Nombre de recherches abouties sans solliciter un associé
Note de synthèse pour le rendez-vous bilan
Évolution des soldes intermédiaires de gestion, points de vigilance, questions restées ouvertes depuis le dernier point. Rédigée dans votre format de note, pas dans un format générique.
Temps de préparation par rendez-vous bilan
Réponses aux questions récurrentes des clients
TVA sur débits, frais de véhicule, seuils du régime réel. L’assistant produit une première réponse appuyée sur vos notes internes et vos courriers antérieurs. Le collaborateur valide, corrige, envoie.
Délai de réponse aux courriels clients de premier niveau
Ce que nous demandent les associés avant de signer.
Est-ce que l’Ordre a une position sur ces outils ?
Le cadre déontologique n’a pas eu besoin d’être modifié : le secret professionnel s’applique aux outils numériques comme au reste. La question pratique posée en contrôle qualité est la même que pour votre messagerie ou votre serveur de sauvegarde — qui a accès aux données, et sur quel fondement. L’audit produit cette documentation. Nous vous invitons à la faire relire par votre conseil régional : c’est exactement l’usage prévu.
Est-ce que ça se connecte à notre production ?
Pas au démarrage, et c’est volontaire. Le socle fonctionne à côté de votre outil de production, sans y toucher. Les connecteurs métier relèvent du palier RAG cabinet, après l’audit, une fois que nous connaissons votre environnement. Nous refusons de nous engager sur une intégration avant de l’avoir vue.
Nous sommes six. Est-ce dimensionné pour nous ?
Oui, et la structure de coût vous avantage : le forfait est fixe, il ne dépend pas du nombre de comptes. Un cabinet de six paie la même chose qu’un cabinet de vingt-cinq, ce qui n’est pas le cas d’un abonnement par utilisateur. En dessous de cinq collaborateurs, en revanche, l’investissement matériel se justifie mal — nous vous le dirons dans le rapport d’audit.
Que se passe-t-il en période fiscale si ça tombe ?

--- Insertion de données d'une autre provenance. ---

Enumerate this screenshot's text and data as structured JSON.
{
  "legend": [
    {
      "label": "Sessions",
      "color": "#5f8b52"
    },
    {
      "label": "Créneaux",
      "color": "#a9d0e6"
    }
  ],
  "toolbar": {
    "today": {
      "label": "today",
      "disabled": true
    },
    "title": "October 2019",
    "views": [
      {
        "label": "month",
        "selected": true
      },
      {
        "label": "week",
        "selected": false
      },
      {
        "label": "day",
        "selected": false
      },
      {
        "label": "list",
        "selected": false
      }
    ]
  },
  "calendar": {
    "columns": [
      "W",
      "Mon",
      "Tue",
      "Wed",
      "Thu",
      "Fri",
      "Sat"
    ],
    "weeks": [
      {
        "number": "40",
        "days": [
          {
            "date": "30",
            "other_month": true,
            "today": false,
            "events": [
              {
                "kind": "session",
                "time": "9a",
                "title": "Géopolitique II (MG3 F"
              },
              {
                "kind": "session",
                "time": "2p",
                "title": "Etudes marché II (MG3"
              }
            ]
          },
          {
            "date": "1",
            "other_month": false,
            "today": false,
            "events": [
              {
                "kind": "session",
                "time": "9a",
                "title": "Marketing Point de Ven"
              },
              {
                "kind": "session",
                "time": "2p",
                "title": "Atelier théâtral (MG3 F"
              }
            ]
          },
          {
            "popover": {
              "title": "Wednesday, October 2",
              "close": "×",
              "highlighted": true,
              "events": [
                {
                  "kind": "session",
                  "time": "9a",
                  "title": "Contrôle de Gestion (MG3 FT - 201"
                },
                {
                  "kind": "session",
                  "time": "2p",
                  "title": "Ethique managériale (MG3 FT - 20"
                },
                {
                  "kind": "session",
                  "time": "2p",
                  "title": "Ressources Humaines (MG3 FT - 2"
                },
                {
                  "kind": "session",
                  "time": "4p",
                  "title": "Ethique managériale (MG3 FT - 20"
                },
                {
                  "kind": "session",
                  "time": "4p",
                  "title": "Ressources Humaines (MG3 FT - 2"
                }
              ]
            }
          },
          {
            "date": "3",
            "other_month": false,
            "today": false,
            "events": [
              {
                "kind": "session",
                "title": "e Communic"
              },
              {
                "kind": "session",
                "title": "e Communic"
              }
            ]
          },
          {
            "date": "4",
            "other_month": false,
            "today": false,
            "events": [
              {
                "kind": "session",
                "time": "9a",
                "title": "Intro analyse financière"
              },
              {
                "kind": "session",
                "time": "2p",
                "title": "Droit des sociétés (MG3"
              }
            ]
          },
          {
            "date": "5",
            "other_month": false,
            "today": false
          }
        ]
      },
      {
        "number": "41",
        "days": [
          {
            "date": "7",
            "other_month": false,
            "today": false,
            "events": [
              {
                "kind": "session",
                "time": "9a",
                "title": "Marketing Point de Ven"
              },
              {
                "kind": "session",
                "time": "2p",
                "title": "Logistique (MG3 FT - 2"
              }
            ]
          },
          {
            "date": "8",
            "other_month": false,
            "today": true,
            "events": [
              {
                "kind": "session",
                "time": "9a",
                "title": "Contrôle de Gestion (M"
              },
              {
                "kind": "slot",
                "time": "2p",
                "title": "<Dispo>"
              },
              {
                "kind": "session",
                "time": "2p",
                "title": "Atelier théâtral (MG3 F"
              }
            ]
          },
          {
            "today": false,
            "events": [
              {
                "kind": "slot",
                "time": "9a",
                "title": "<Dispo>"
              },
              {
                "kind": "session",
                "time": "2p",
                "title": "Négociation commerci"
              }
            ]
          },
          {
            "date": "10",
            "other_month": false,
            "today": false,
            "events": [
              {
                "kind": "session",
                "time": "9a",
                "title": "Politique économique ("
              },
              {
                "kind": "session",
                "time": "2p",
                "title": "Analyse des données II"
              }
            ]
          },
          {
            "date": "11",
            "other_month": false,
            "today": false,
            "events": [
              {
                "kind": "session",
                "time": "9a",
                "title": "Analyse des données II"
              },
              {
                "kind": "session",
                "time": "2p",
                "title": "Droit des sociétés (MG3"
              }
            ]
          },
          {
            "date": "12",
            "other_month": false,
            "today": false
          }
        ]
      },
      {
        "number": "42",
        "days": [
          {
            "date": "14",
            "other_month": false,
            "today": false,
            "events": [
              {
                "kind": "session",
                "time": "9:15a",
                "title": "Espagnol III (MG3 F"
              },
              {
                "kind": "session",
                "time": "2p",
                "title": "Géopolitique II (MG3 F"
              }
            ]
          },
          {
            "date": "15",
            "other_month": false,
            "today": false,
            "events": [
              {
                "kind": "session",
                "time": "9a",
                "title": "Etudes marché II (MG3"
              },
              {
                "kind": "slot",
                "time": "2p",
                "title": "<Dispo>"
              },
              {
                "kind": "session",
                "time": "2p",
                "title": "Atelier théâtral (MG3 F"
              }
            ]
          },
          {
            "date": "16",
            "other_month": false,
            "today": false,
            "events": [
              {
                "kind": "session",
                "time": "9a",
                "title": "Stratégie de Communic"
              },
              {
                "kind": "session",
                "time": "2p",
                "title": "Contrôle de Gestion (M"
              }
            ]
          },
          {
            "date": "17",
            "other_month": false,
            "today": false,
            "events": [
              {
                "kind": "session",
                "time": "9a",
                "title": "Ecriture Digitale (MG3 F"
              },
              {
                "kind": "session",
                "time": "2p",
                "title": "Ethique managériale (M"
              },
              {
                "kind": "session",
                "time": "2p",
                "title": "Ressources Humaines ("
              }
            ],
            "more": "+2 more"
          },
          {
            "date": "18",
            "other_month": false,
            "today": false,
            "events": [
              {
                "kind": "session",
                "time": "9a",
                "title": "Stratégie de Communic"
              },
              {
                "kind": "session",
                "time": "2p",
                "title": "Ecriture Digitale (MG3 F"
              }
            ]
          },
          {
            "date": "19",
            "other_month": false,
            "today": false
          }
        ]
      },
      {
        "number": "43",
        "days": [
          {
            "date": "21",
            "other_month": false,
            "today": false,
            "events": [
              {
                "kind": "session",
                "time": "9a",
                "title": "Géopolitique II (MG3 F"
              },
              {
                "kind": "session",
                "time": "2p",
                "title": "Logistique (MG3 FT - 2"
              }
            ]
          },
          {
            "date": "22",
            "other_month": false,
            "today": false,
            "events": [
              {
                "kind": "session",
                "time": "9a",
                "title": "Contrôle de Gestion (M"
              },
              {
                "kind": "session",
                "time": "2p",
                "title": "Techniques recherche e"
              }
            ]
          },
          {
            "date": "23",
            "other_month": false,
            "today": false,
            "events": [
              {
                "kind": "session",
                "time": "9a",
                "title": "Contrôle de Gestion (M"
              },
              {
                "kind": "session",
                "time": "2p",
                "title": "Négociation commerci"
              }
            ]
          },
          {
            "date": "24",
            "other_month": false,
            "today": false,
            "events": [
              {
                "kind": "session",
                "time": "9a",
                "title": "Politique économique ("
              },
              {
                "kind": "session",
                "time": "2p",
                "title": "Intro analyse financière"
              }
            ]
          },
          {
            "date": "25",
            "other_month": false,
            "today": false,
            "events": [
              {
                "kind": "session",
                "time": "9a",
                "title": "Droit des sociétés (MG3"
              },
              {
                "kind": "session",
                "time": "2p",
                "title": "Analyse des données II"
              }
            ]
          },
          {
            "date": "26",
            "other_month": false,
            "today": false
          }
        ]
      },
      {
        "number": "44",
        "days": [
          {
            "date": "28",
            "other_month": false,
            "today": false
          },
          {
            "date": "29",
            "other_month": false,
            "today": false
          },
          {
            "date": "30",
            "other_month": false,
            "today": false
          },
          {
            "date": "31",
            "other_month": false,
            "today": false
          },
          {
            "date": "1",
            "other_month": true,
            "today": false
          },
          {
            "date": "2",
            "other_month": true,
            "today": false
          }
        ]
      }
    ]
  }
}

Le cabinet produit comme avant : l’assistant est un outil de confort, il n’est sur le chemin critique d’aucune déclaration. Nous livrons une procédure de redémarrage écrite et testée devant vous, et le contrat de maintenance fixe un délai d’intervention renforcé entre février et mai.
Deux jours pour savoir ce qui sort déjà de votre cabinet.
L’audit relève les usages réels, y compris ceux dont vous n’avez pas connaissance, et les confronte à vos obligations. Vous repartez avec un rapport écrit et un chiffrage. S’il conclut que vous n’avez pas besoin de nous, ce sera écrit noir sur blanc.